Voici le retour de cette rubrique consacrée aux livres au format poche.

Les dames blanches de Pierre Bordage

Editeur : L’Atalante

Dans un futur proche, de mystérieuses sphères blanches apparaissent en différents endroits du monde. Elles semblent absorber les enfants âgés de trois ans, ce qui arrive à Léo, le fils d’Elodie. Les pays s’allient pour essayer de les faire exploser mais rien n’y fait. Seuls les enfants avalés permettent de freiner leur progression. L’ONU propose alors de sacrifier des enfants de trois ans, armés d’une ceinture d’explosifs, et promulgue la loi d’Isaac, celle du sacrifice d’un enfant de chaque couple.

Ce roman est rythmé par des chapitres d’une dizaine de pages, portant le prénom d’un personnage rencontré lors de l’intrigue. Il faut savoir aussi qu’aucune notion de temps n’est indiquée, mais que chaque chapitre peut se dérouler plusieurs années après le précédent. Une fois assimilé ce principe, le lecteur peut pleinement se laisser emporter par ce formidable conteur qu’est Pierre Bordage.

L’histoire fait la part belle aux personnages, dont certains se retrouve au centre de l’affaire. C’est le cas d’Elodie, la première mère victime des sphères, de Lucho Herrera, le premier artificier de l’armée française à leur être confronté, de Camille, la première journaliste qui va être consacrée comme la spécialiste des sphères, ou de Basile Traoré, ufologue qui va ressentir une sensation de chaleur à leur proximité.

Les sphères engendrant des parasites et troublant les communications, la société entière va connaitre une régression technologique, revenant par exemple aux pigeons pour communiquer. Il suffit d’imaginer une vie sans transports, sans télévision, sans aucune innovation telle que nous la connaissons aujourd’hui. L’histoire va tourner aux drames terriblement émouvants sur une cinquantaine d’années pour aboutir à une conclusion emplie d’humanisme et de cri au secours envers la souffrance de la Terre. Un roman qu’il serait dommage de ne pas lire.

Goliat de Mehdi Brunet

Editeur : Taurnada

2019 : David Corvin se réveille devant sa bouteille d’alcool vide.

Septembre 2016 : Ancien agent du FBI, David s’est reconverti comme agent de sécurité à San José pour l’amour de sa femme Abigaël, qui en tant que scientifique spécialisée dans la chimie moléculaire. La prochaine mission d’Abigaël doit l’envoyer sur une plateforme pétrolière norvégienne, ce qui déclenche une grosse crise dans le couple. David décide de la suivre.

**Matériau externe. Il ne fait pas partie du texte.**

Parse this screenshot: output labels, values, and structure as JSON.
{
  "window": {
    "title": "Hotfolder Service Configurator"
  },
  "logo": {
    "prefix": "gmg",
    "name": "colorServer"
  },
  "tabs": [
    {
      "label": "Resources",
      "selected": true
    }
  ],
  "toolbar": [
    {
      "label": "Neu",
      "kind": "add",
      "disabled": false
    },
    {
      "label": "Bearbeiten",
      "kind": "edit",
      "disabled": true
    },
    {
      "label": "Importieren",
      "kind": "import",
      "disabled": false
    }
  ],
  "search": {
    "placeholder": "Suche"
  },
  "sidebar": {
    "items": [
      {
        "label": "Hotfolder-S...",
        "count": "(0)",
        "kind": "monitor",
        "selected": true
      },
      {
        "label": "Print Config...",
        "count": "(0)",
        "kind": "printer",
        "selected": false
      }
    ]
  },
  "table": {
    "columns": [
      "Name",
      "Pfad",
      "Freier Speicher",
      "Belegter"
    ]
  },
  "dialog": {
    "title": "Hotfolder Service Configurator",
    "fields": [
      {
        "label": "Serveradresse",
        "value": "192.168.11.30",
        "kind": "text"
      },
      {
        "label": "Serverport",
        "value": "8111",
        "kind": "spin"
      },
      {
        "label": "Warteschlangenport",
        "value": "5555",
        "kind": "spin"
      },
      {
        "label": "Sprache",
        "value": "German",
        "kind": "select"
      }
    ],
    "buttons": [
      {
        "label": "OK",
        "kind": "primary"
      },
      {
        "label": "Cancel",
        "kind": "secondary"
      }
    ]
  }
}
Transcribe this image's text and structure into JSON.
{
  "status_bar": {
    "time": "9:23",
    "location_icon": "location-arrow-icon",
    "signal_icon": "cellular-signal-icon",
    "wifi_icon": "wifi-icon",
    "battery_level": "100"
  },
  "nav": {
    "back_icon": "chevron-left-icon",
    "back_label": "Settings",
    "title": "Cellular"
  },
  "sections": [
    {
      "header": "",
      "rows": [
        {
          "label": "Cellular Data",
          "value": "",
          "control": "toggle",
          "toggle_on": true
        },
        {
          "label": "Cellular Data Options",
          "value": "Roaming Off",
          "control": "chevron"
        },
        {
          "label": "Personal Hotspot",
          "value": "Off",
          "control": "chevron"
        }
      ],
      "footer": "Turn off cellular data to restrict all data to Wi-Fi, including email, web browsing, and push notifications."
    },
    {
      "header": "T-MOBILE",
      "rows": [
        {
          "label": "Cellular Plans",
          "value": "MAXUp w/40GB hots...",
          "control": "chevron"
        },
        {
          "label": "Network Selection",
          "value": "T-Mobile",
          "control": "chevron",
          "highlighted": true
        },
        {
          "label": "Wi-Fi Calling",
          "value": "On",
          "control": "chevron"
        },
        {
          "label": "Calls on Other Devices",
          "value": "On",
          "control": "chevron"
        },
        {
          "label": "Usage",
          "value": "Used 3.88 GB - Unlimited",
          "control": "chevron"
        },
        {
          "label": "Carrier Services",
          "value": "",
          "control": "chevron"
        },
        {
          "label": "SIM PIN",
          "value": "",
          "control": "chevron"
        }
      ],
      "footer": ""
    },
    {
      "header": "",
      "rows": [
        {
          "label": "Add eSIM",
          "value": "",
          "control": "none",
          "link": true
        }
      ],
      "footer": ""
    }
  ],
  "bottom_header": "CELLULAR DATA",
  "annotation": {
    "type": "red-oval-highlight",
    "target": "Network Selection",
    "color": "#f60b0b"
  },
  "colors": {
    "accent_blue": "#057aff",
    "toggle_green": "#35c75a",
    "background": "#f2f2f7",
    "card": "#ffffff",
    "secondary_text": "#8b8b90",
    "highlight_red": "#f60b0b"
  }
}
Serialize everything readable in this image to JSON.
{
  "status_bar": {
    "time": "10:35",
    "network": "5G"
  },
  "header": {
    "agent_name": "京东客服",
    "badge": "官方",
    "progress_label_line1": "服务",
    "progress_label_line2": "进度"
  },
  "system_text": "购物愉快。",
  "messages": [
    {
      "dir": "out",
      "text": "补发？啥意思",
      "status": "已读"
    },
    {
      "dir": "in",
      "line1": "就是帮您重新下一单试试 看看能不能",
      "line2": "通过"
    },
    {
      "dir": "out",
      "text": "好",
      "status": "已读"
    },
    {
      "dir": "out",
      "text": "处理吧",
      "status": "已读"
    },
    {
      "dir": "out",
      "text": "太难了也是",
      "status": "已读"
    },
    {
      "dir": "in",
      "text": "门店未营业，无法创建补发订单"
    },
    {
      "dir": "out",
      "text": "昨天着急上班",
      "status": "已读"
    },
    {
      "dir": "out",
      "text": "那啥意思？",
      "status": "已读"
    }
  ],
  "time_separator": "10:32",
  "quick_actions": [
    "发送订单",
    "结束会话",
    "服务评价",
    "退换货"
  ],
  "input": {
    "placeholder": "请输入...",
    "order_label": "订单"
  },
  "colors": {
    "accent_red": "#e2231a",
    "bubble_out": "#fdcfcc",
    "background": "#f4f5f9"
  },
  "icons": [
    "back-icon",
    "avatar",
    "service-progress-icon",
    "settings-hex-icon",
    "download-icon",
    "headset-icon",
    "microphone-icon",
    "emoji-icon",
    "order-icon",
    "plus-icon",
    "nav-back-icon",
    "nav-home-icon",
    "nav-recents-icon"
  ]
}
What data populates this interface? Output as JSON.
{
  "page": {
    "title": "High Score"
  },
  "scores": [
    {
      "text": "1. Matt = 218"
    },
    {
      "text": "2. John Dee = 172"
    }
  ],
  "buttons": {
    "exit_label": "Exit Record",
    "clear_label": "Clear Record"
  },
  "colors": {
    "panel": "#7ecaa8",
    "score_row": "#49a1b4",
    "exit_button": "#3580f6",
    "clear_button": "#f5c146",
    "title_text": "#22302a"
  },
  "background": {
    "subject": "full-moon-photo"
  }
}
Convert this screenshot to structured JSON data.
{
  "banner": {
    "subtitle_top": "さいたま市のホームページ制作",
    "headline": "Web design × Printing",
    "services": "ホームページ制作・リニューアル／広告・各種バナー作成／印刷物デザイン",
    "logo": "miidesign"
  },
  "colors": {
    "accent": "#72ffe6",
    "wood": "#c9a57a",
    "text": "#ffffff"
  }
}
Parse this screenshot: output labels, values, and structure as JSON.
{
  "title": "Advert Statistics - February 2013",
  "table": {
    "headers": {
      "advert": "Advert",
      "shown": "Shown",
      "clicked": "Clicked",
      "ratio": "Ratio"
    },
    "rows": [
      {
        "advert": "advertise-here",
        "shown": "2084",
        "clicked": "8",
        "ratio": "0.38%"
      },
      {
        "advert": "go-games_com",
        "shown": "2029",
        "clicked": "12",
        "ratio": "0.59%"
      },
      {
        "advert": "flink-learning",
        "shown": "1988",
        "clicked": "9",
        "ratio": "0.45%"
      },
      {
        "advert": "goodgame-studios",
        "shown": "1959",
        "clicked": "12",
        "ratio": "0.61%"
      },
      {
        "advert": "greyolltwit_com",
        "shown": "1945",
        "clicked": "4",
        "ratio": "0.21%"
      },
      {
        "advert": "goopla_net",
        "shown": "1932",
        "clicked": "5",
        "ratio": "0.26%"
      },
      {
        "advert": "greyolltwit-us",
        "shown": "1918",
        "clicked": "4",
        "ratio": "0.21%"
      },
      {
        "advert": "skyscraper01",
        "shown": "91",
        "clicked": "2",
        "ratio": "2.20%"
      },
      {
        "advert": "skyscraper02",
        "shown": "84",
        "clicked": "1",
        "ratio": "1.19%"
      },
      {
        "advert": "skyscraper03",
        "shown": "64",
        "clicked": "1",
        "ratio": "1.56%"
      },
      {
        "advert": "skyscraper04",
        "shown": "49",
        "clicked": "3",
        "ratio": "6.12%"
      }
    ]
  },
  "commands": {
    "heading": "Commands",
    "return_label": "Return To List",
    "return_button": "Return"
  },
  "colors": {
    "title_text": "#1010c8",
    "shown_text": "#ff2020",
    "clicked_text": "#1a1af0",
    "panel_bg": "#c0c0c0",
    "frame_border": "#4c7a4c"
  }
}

Octobre 2015 : Sur un chantier à San Francisco, le corps d’une femme est découvert mutilé  et exposé. L’inspecteur de police Curtis reçoit l’aide des agents du FBI Diaz et Munny. C’est le cinquième victime d’un tueur en série qu’ils pourchassent.

Juillet 2013 : Un Boeing 777 en provenance d’Incheon prévoit d’atterrir à San Francisco. Rowdy Yates se réjouit de retrouver sa femme Maggie, après un contrat juteux signé en Corée.

Juillet 2013 : Franck est un ancien soldat, marqué par ce qu’il a vécu en Irak. Il prend la route en direction de l’aéroport de San Francisco pour retrouver Jessica sa femme et Evelyne sa fille qui reviennent de Seoul par le vol du Boeing 777.

Juillet 2013 : Le Boeing 777 en provenance de Corée s’écrase à l’atterrissage.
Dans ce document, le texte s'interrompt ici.